I want us all to live together, father used to say. The second floor sky should have been Stipe’s floor. Below it, down in the void, there should have been my floor, Ivanka’s floor. Now, when it’s all come to nothing, I’m standing on the second floor sky, looking through the plastic opening at the ruined father’s castle, and I’m thinking. I’m not thinking of his empire, but of mine. I’m thinking of my years in Pliva pharmaceutical company, the foreign trade section, my own company, then my second company.
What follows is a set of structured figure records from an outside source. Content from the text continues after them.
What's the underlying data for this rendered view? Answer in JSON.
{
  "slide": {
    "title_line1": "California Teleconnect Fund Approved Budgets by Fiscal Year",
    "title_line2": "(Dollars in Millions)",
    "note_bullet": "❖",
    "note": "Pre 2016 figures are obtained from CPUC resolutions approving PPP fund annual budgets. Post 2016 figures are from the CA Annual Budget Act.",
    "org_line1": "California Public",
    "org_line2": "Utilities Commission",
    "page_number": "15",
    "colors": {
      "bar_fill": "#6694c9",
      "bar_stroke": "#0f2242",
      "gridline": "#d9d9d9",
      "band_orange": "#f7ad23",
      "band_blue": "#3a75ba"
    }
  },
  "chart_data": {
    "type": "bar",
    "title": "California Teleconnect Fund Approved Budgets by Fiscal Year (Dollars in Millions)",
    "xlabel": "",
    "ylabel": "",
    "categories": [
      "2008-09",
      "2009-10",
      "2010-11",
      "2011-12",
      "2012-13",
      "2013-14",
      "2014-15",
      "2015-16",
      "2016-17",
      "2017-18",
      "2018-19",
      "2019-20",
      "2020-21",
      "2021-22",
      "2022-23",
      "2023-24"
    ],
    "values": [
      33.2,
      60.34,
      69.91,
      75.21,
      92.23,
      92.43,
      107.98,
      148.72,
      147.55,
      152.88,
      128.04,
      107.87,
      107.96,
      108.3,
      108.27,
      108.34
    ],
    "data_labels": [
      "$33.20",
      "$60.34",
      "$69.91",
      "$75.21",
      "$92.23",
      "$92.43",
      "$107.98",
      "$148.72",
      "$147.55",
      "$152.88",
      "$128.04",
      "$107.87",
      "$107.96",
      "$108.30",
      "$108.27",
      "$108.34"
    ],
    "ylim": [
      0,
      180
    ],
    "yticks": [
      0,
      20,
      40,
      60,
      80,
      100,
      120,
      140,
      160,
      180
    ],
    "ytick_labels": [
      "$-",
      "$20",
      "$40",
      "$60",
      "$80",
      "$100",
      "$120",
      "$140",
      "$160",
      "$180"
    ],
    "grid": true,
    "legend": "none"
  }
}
I’m looking around me at the darkening seafront, thinking of all the lighted windows, wondering how many of those people take their evening aspirins, analgesics, nose drops or cytostatics, and whether all those people know that thirteen percent of all they take with water or inject or sniff has been imported into Croatia by the woman who is now standing like an apparition at the top of a devastated staircase. I’m reminded of the master plan that I must present in the bank tomorrow, but I can’t remember what it is about, I can’t recall a single word of it.

 

My heels are upon firm ground, my toes are in the abyss. I’m standing on the edge, half a foot safe and half a foot doomed, and I can’t remember anything, I just feel my head spinning more and more.